In unserer Zeit der Informationsflut haben wir gelernt, kritisch zu prüfen und zu filtern – eine wichtige Fähigkeit. Doch diese berechtigte Vorsicht kann zu einer geistlichen Gefahr werden, wenn wir dabei das Wirken Gottes in unserem Leben blockieren. Paulus warnt die Thessalonicher vor genau diesem Problem: dem Dämpfen des Heiligen Geistes aus übertriebener Skepsis heraus.

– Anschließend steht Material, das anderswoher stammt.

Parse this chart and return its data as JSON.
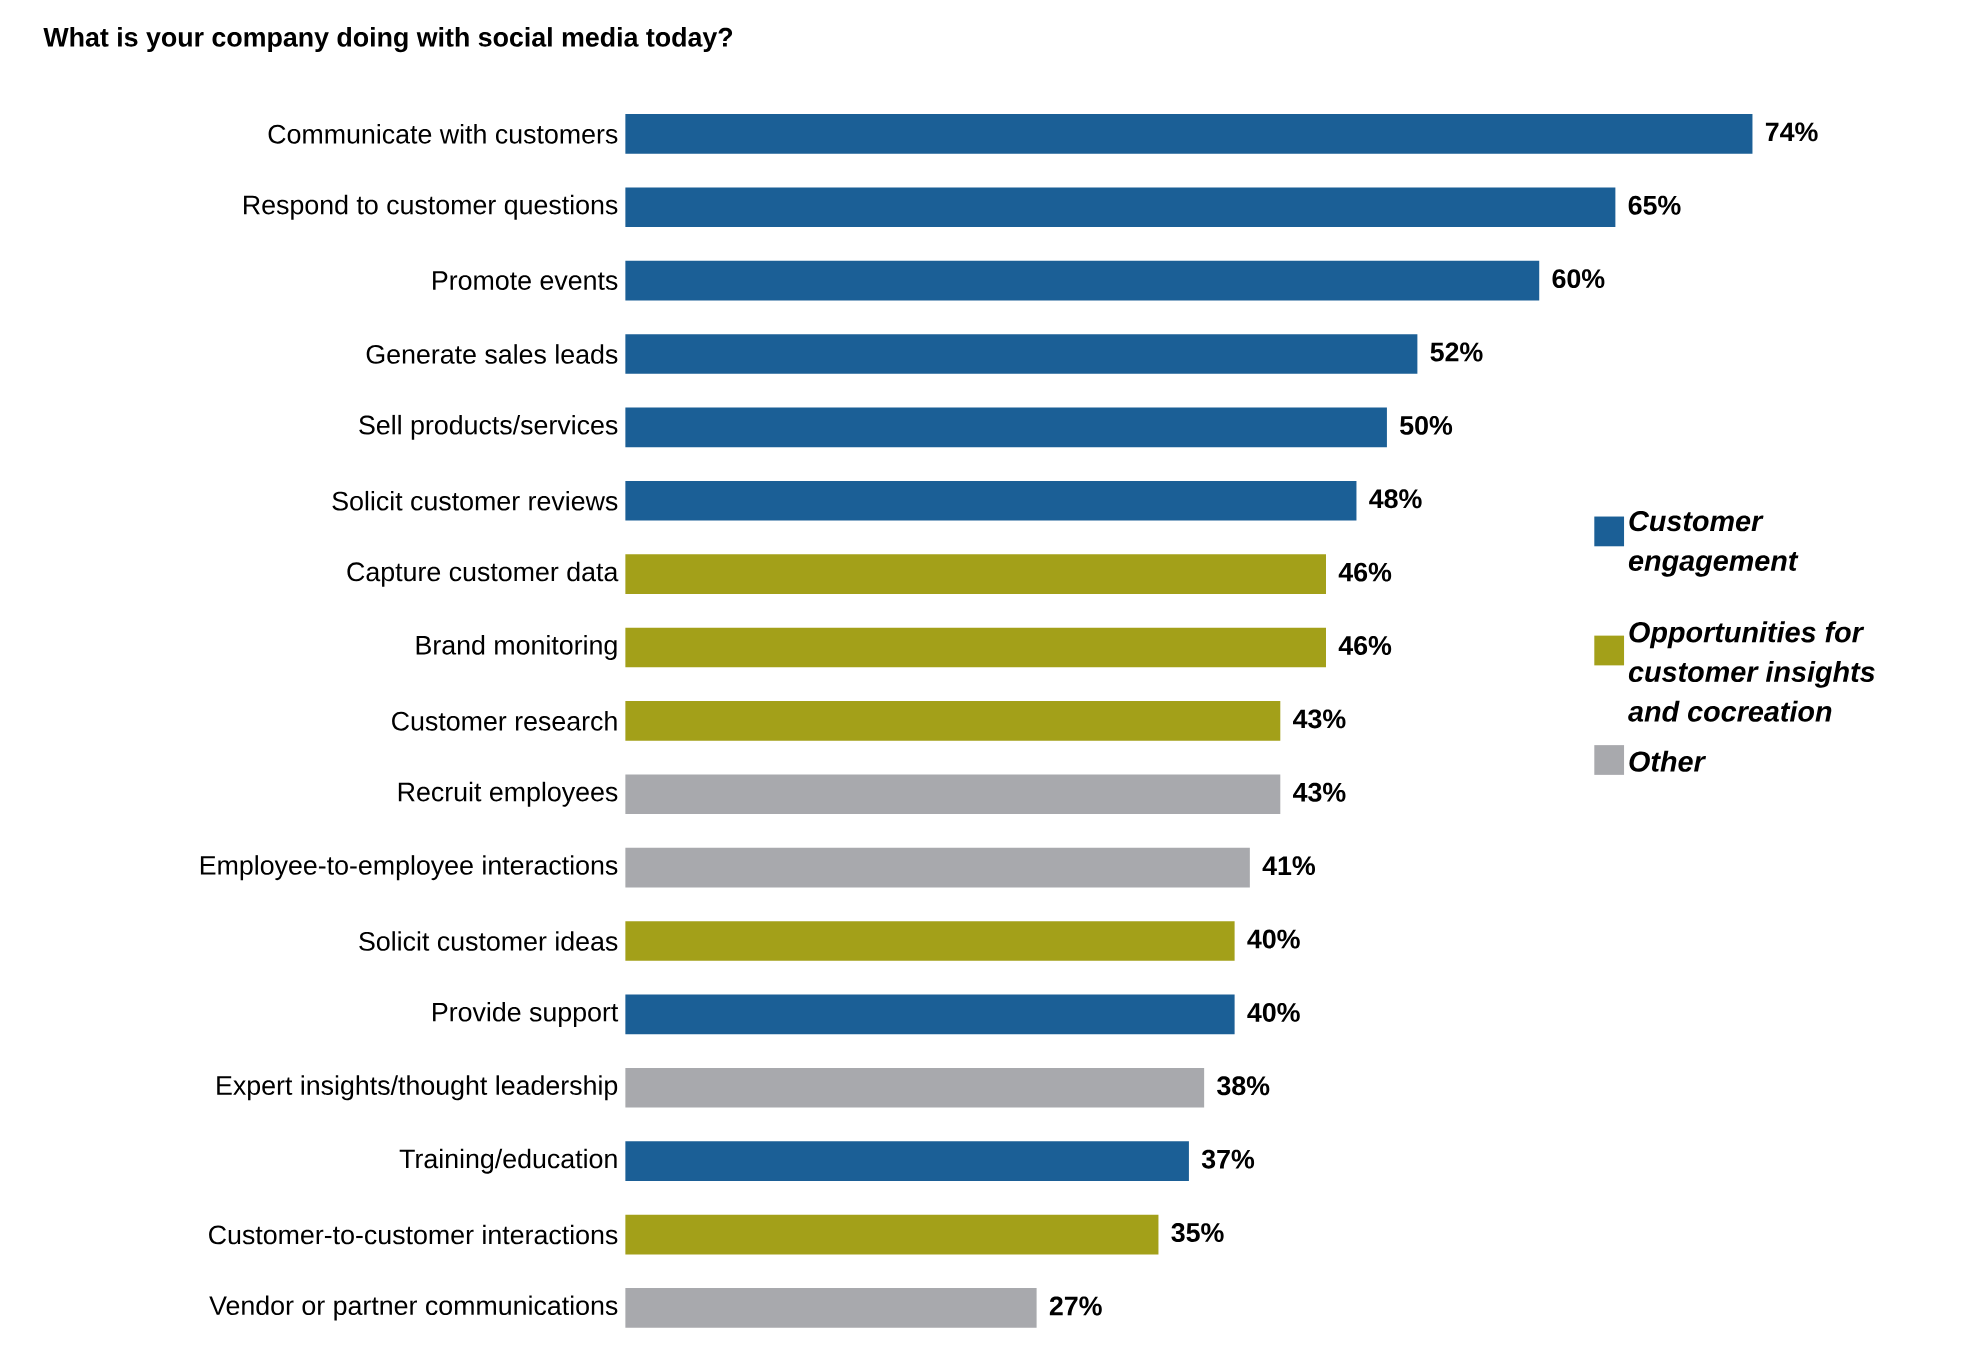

"Dämpft den Geist nicht, verachtet die Weissagung nicht, prüft alles, das Gute behaltet" – dieser Satz aus 1. Thessalonicher 5,19-22 ist im Griechischen tatsächlich ein einziger, zusammenhängender Gedanke.
Was bedeutet es eigentlich, den Geist zu dämpfen? Der Heilige Geist redet zu uns, erschließt uns Gottes Wort, wirkt Veränderung in unserem Leben. Wenn wir sein Wort nicht mehr lesen, ist das wie jemanden auf WhatsApp zu blockieren oder in den Spam-Ordner zu verschieben. Wir empfangen seine Nachricht einfach nicht mehr. Und was ist mit Weissagung? Geht es dabei wirklich nur um Zukunftsvorhersagen? Die Propheten des Alten Testaments hatten eine viel umfassendere Aufgabe: Sie verkündeten Gottes Ratschluss, zeigten Probleme auf und riefen zur Umkehr. Weissagung bedeutet, dass Gott unser Herz offenlegt – durch eine Predigt, durch Geschwister, die uns ansprechen. Hast du schon mal in einem Gottesdienst gesessen und gedacht: "Der spricht nur über mich"?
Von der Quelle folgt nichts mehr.